By Matthew Lister, Partner and Managing Director, Gehl Studio NY; 2022 Midtown Alliance Annual Meeting Keynote Speaker

Greetings Midtown Atlanta. I couldn’t be more excited to be speaking at the Midtown Alliance Annual Meeting next Tuesday, March 21st. The title for the event is All Together Now.  

All Together Now… Finally! After spending two years in my pajama pants doing events like this from my kitchen table, I am excited to see all of you. I’ll do my best to not make it awkward. 

I work for Gehl, an urban strategy and design firm, and have spent most of my professional life learning how we can make cities into places that nurture human connection and foster vibrant public life. I’ll be speaking more about public life and why it’s important for the health of our cities on Tuesday. But to put it simply, public life is the thing that we create together when we live our lives outside of our homes and businesses and cars. Public life — when we discover, shape and share experiences with one another — creates the social connective tissue that makes communities thrive. Public life happens at eye-level, at the human scale and it doesn’t happen by accident. Public life happens when places are comfortable, safe and desirable enough to invite people in to connect with one another. 
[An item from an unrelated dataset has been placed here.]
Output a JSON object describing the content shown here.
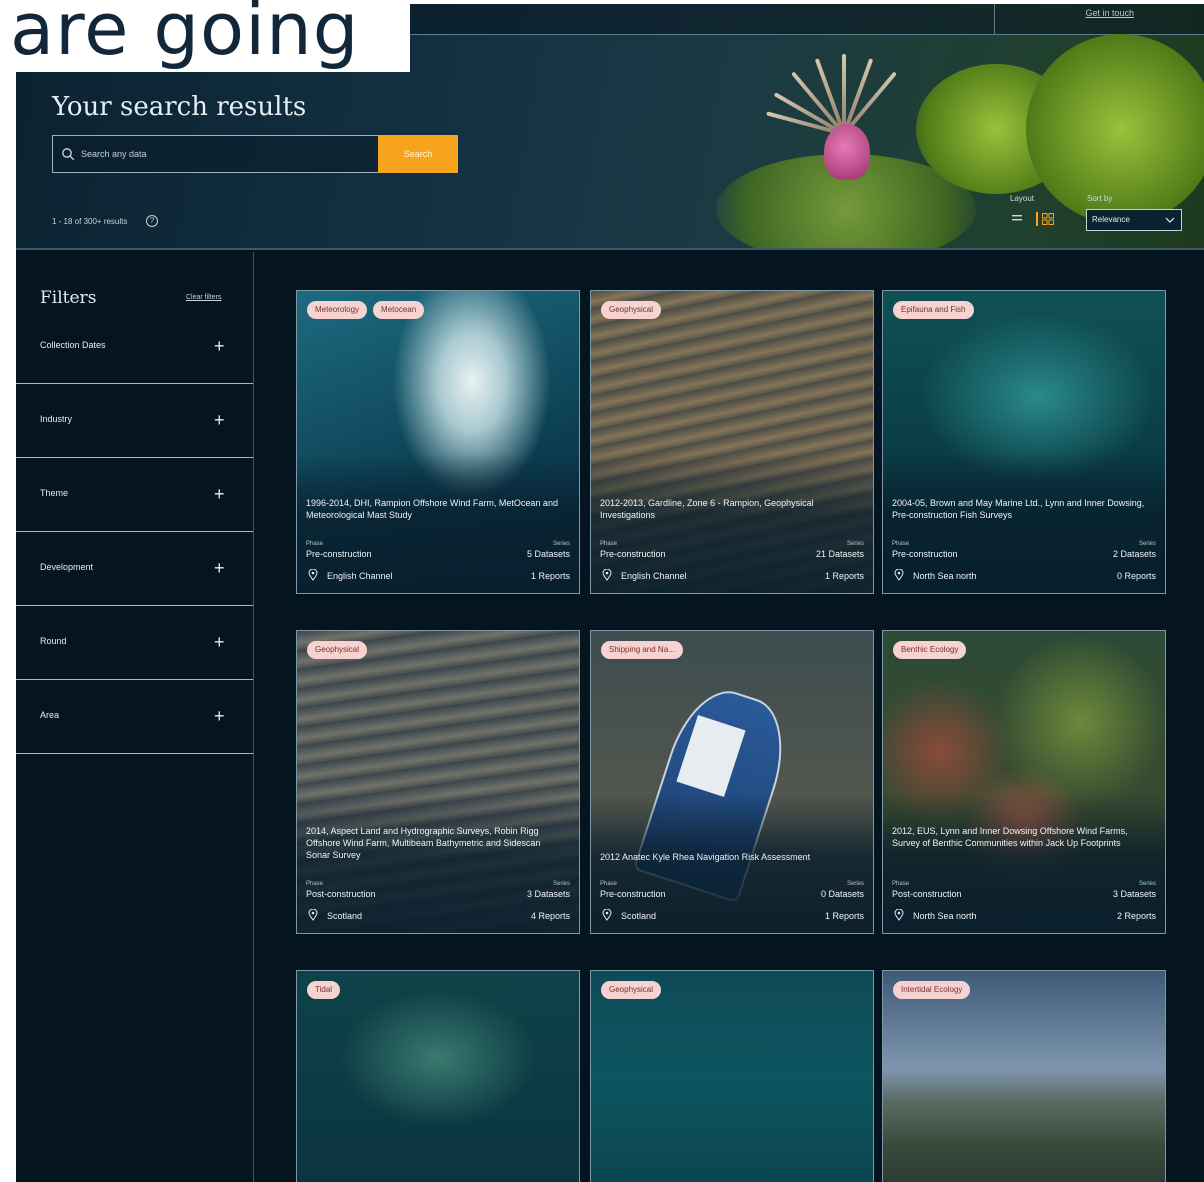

I care deeply about creating the conditions that support public life in cities. Nurturing human connection is kind of my thing. So, I was particularly flummoxed two years ago (almost to the day of this writing) when we all found ourselves in a world that said, “Stop! Stop nurturing human connection! It will kill you!” Like everyone else, in a bit of a daze, I put on my sweat pants. I taught my then 4-year-old how to Zoom into pre-school (sort of). I baked sourdough bread. I hand-washed my groceries. My team and I convinced ourselves and many of our clients that we could do everything we had been doing before, but remotely. Mostly though, we isolated ourselves and we stayed put… for a little while. 

At Gehl, we have always learned by observing people in cities, and so after the initial shock we got back to work and we observed the hell out of our cities. As it turned out, even a global pandemic couldn’t reduce the desire, the innate need within us to connect with one another. People just had to find new ways to do it and in doing so changed everything all around us. Overnight all the places where we used to connect, to eat, to drink, to work, to worship, to work out, to laugh and cry with one another, all of the places where we made our lives together were suddenly off-limits — except the public realm.

We learned that we could be together safely if we convened outdoors. Over the course of only a few weeks and months our streets, sidewalks, medians, patios, parks and plazas became our restaurants, our bars, our gyms, our places of worship, our jazz clubs, comedy clubs and theaters. At first these transformations were make-shift, temporary, and hastily executed, but they quickly became our new reality. I saw interventions in the public realm that would have been inconceivable on March 10, 2020, but only a few weeks later seemed inevitable. With these changes came surprising culture shifts (“Sure! I’ll meet you for a drink outdoors even though it’s 20 degrees outside!”), all driven by the same desire to connect with one another. We saw an enormous amount of creativity and experimentation occur in a relatively short period of time, and our cities will never be the same again. 

Meanwhile, the rhythms and routines of professional life changed as well. Countless hours of kitchen table Zoom sessions created the space for people to question their pre-pandemic 9-5 routines. While people are genuinely eager to work with their colleagues and connect in person, they also value the flexibility that was on hand during the pandemic. Having choices about how they work, when they work and where they work has changed what people prioritize when considering their office location and environment. So, what does this mean for Midtown Atlanta? Let’s talk about it on March 21. But in the meantime, I’ll leave you with this headline:

Mixed-use districts with human scaled public space networks that collectively commit to becoming places that nurture human connection and invite for shared experiences are the places that were most resilient during the pandemic and are going to be the places that are most attractive and successful in a post-pandemic hybrid work world order.  

And here is the spoiler… 

Midtown Atlanta is uniquely positioned to be one of these places.